Tuesday, October 20, 2020

An artist's notes on (red) hair

In my wanderings I came across another old article that mentions red hair. It's titled 'An Artists Notes On Hair', and comes from a 19th century publication titled 'The art journal London (1857)'.

I'll quote a few paragraphs;

"The pale gold runs into the full gold, that into the coppery, then into the red, then into the auburn, and lastly into the dark, almost black hair, with red in it. This is the grandest kind of hair, perhaps, of all - grander even than the black hair with bright blue lights, because it is stronger in character, richer, and more vital. It is hair one would fancy Samson had. This kind, however, is very uncommon. I have not seen it in perfection more than once or twice.

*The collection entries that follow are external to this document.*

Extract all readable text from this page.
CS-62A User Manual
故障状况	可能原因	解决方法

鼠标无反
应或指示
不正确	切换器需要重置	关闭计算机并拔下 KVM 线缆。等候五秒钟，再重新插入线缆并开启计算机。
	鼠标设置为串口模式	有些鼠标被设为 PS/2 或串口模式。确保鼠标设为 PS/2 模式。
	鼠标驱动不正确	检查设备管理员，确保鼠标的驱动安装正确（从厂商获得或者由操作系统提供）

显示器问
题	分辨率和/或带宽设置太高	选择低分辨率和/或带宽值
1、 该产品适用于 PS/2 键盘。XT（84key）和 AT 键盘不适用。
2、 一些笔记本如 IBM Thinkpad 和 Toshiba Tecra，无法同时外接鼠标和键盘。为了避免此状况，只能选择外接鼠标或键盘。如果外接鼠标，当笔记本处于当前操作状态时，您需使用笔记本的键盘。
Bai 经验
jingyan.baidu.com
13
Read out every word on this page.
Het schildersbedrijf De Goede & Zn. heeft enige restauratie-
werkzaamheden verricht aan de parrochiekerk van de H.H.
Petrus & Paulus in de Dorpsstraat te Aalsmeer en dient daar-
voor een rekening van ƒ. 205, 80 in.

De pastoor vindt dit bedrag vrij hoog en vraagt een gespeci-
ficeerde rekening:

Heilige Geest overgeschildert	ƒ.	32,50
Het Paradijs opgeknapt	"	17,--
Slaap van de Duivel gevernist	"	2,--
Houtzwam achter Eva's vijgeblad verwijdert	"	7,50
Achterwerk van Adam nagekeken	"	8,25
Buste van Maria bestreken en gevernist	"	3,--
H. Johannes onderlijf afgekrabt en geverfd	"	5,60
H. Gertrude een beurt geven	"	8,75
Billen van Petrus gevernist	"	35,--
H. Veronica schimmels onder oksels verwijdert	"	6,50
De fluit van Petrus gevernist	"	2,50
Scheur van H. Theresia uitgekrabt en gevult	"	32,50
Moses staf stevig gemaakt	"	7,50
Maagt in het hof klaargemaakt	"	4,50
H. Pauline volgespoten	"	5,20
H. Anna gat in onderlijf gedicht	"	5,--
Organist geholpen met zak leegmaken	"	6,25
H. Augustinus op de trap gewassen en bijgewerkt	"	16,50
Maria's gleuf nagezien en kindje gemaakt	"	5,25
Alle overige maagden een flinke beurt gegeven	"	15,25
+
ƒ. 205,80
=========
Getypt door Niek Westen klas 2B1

Red hair is not often the subject of praise, nevertheless, there are several kinds of it that are very beautiful. I know but one, indeed, which I cannot like, and that is the fiery, brick-dusty version which is associated with an unpleasing complexion of the sallow, pale, tallowy, or fire-burnt character. When, however, the complexion is agreeable - and it often is the most charming and peachy when the hair is red - then the quality of the hair is commonly pleasing too. The delicacy of these tints, however, agrees better with the female than the male character, and therefore red hair is more agreeable in a woman than a man, in whom a certain pronounced vigour of appearance is looked for, which in red hair is apt to fall into the aforesaid brick-dusty and fiery."